Strip away the eras and the headlines, and four lessons surface again and again.
- Humor is confidence in disguise. Almost every quote here works because the woman saying it refused to sound apologetic. The joke lands when you mean it.
- Wit is intelligence moving fast. None of these lines were accidental. Parker’s reviews, Thatcher’s parliamentary one-liners, RBG’s dissents — all required precision, not just a quick tongue.
- Laughter survives where complaints don’t. A complaint gets forgotten. A great line gets repeated for decades — which is why we’re still quoting Mae West and Dorothy Parker generations later.

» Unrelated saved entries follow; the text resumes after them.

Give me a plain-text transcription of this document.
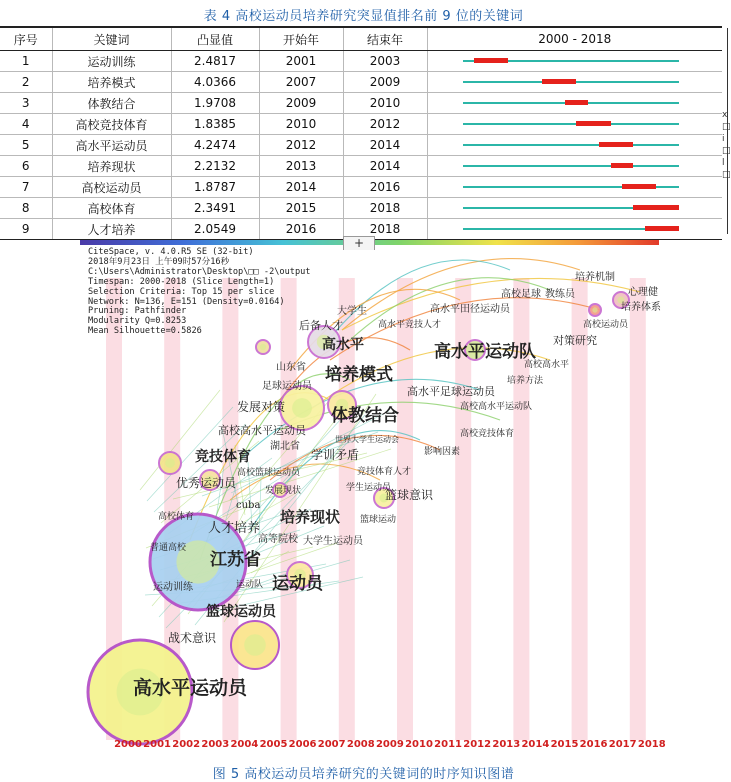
表 4 高校运动员培养研究突显值排名前 9 位的关键词
序号	关键词	凸显值	开始年	结束年	2000 - 2018
1	运动训练	2.4817	2001	2003	

2	培养模式	4.0366	2007	2009	

3	体教结合	1.9708	2009	2010	

4	高校竞技体育	1.8385	2010	2012	

5	高水平运动员	4.2474	2012	2014	

6	培养现状	2.2132	2013	2014	

7	高校运动员	1.8787	2014	2016	

8	高校体育	2.3491	2015	2018	

9	人才培养	2.0549	2016	2018	
+
CiteSpace, v. 4.0.R5 SE (32-bit)
2018年9月23日 上午09时57分16秒
C:\Users\Administrator\Desktop\□□ -2\output
Timespan: 2000-2018 (Slice Length=1)
Selection Criteria: Top 15 per slice
Network: N=136, E=151 (Density=0.0164)
Pruning: Pathfinder
Modularity Q=0.8253
Mean Silhouette=0.5826
培养机制
心理健
高校足球 教练员
培养体系
大学生	高水平田径运动员
高校运动员
后备人才	高水平竞技人才
高水平	高水平运动队
对策研究
高校高水平
山东省 培养模式	培养方法
足球运动员	高水平足球运动员
高校高水平运动队
发展对策	体教结合
高校高水平运动员	高校竞技体育
湖北省
世界大学生运动会
影响因素
竞技体育	学训矛盾
高校篮球运动员	竞技体育人才
优秀运动员
发展现状	学生运动员
篮球意识
高校体育
cuba
培养现状 篮球运动
人才培养
普通高校
高等院校
江苏省
大学生运动员
运动员
运动训练	运动队
篮球运动员
战术意识
高水平运动员
2000 2001 2002 2003 2004 2005 2006 2007 2008 2009 2010 2011 2012 2013 2014 2015 2016 2017 2018
图 5 高校运动员培养研究的关键词的时序知识图谱
x
□
i
□
l
□
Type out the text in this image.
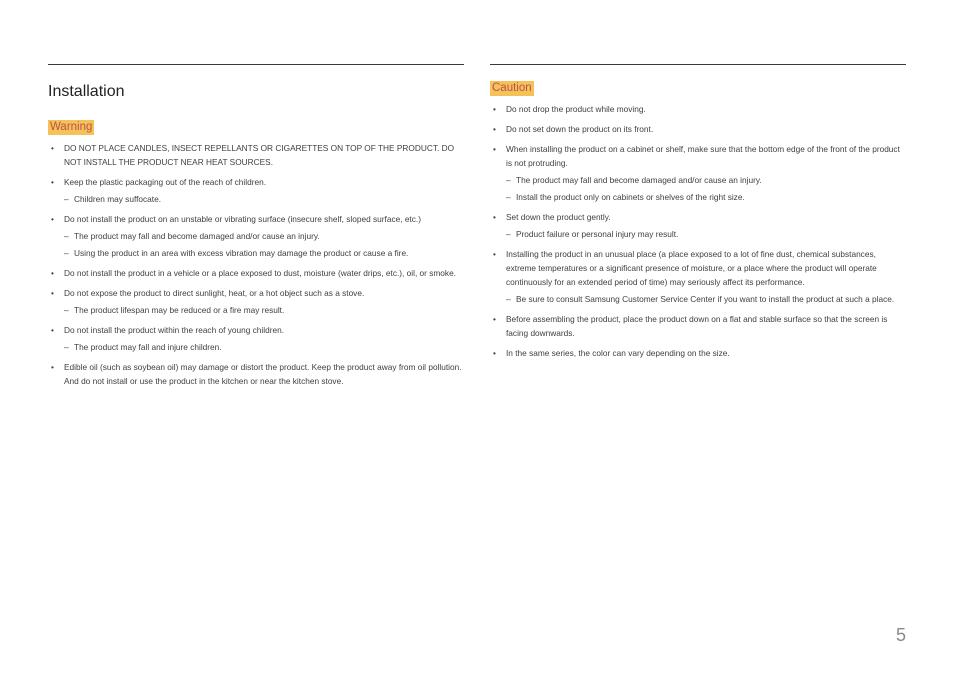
Installation
Warning
• DO NOT PLACE CANDLES, INSECT REPELLANTS OR CIGARETTES ON TOP OF THE PRODUCT. DO NOT INSTALL THE PRODUCT NEAR HEAT SOURCES.
• Keep the plastic packaging out of the reach of children.
– Children may suffocate.
• Do not install the product on an unstable or vibrating surface (insecure shelf, sloped surface, etc.)
– The product may fall and become damaged and/or cause an injury.
– Using the product in an area with excess vibration may damage the product or cause a fire.
• Do not install the product in a vehicle or a place exposed to dust, moisture (water drips, etc.), oil, or smoke.
• Do not expose the product to direct sunlight, heat, or a hot object such as a stove.
– The product lifespan may be reduced or a fire may result.
• Do not install the product within the reach of young children.
– The product may fall and injure children.
• Edible oil (such as soybean oil) may damage or distort the product. Keep the product away from oil pollution. And do not install or use the product in the kitchen or near the kitchen stove.
Caution
• Do not drop the product while moving.
• Do not set down the product on its front.
• When installing the product on a cabinet or shelf, make sure that the bottom edge of the front of the product is not protruding.
– The product may fall and become damaged and/or cause an injury.
– Install the product only on cabinets or shelves of the right size.
• Set down the product gently.
– Product failure or personal injury may result.
• Installing the product in an unusual place (a place exposed to a lot of fine dust, chemical substances, extreme temperatures or a significant presence of moisture, or a place where the product will operate continuously for an extended period of time) may seriously affect its performance.
– Be sure to consult Samsung Customer Service Center if you want to install the product at such a place.
• Before assembling the product, place the product down on a flat and stable surface so that the screen is facing downwards.
• In the same series, the color can vary depending on the size.
5
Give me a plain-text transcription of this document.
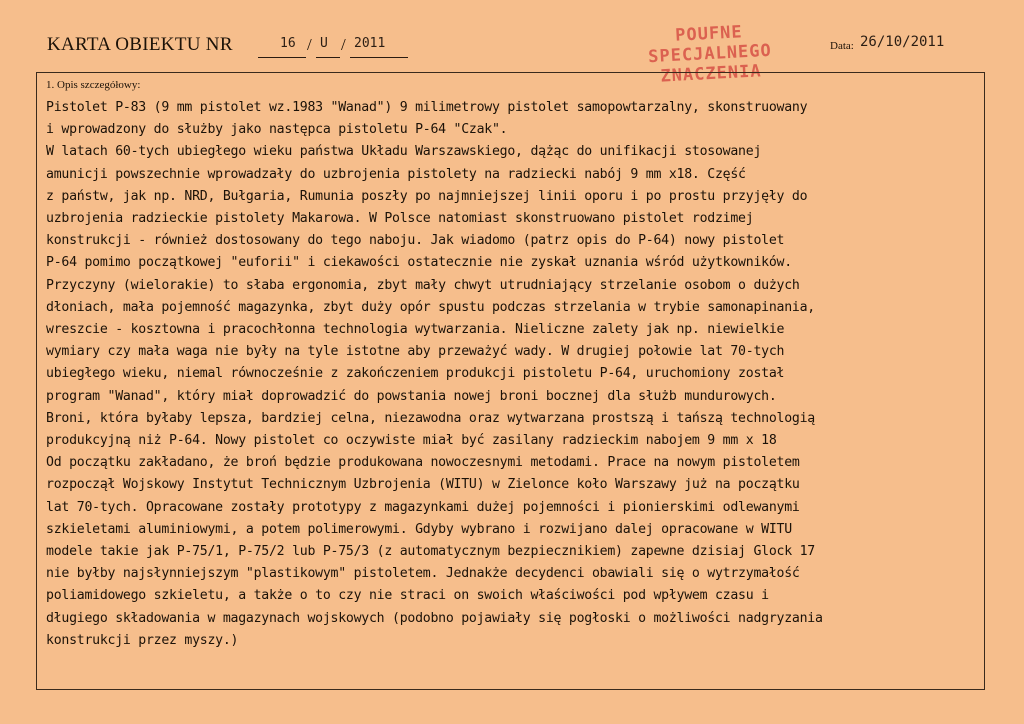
KARTA OBIEKTU NR	16 / U / 2011	POUFNE
SPECJALNEGO
ZNACZENIA
Data: 26/10/2011
1. Opis szczegółowy:
Pistolet P-83 (9 mm pistolet wz.1983 "Wanad") 9 milimetrowy pistolet samopowtarzalny, skonstruowany
i wprowadzony do służby jako następca pistoletu P-64 "Czak".
W latach 60-tych ubiegłego wieku państwa Układu Warszawskiego, dążąc do unifikacji stosowanej
amunicji powszechnie wprowadzały do uzbrojenia pistolety na radziecki nabój 9 mm x18. Część
z państw, jak np. NRD, Bułgaria, Rumunia poszły po najmniejszej linii oporu i po prostu przyjęły do
uzbrojenia radzieckie pistolety Makarowa. W Polsce natomiast skonstruowano pistolet rodzimej
konstrukcji - również dostosowany do tego naboju. Jak wiadomo (patrz opis do P-64) nowy pistolet
P-64 pomimo początkowej "euforii" i ciekawości ostatecznie nie zyskał uznania wśród użytkowników.
Przyczyny (wielorakie) to słaba ergonomia, zbyt mały chwyt utrudniający strzelanie osobom o dużych
dłoniach, mała pojemność magazynka, zbyt duży opór spustu podczas strzelania w trybie samonapinania,
wreszcie - kosztowna i pracochłonna technologia wytwarzania. Nieliczne zalety jak np. niewielkie
wymiary czy mała waga nie były na tyle istotne aby przeważyć wady. W drugiej połowie lat 70-tych
ubiegłego wieku, niemal równocześnie z zakończeniem produkcji pistoletu P-64, uruchomiony został
program "Wanad", który miał doprowadzić do powstania nowej broni bocznej dla służb mundurowych.
Broni, która byłaby lepsza, bardziej celna, niezawodna oraz wytwarzana prostszą i tańszą technologią
produkcyjną niż P-64. Nowy pistolet co oczywiste miał być zasilany radzieckim nabojem 9 mm x 18
Od początku zakładano, że broń będzie produkowana nowoczesnymi metodami. Prace na nowym pistoletem
rozpoczął Wojskowy Instytut Technicznym Uzbrojenia (WITU) w Zielonce koło Warszawy już na początku
lat 70-tych. Opracowane zostały prototypy z magazynkami dużej pojemności i pionierskimi odlewanymi
szkieletami aluminiowymi, a potem polimerowymi. Gdyby wybrano i rozwijano dalej opracowane w WITU
modele takie jak P-75/1, P-75/2 lub P-75/3 (z automatycznym bezpiecznikiem) zapewne dzisiaj Glock 17
nie byłby najsłynniejszym "plastikowym" pistoletem. Jednakże decydenci obawiali się o wytrzymałość
poliamidowego szkieletu, a także o to czy nie straci on swoich właściwości pod wpływem czasu i
długiego składowania w magazynach wojskowych (podobno pojawiały się pogłoski o możliwości nadgryzania
konstrukcji przez myszy.)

- Speaking up is always worth it, even when it’s risky. Every woman on this list said something bold in a room or an era that would have preferred silence. The line outlived the discomfort it caused.
The throughline connecting all the funniest quotes from history’s greatest women: humor wasn’t the opposite of being taken seriously. For these women, it was the surest way to be remembered at all.
A few of the quotes above have disputed origins or attribution (noted where relevant). Sourcing is murky for lines repeated online for decades. Where accuracy is uncertain, that’s been flagged rather than glossed over.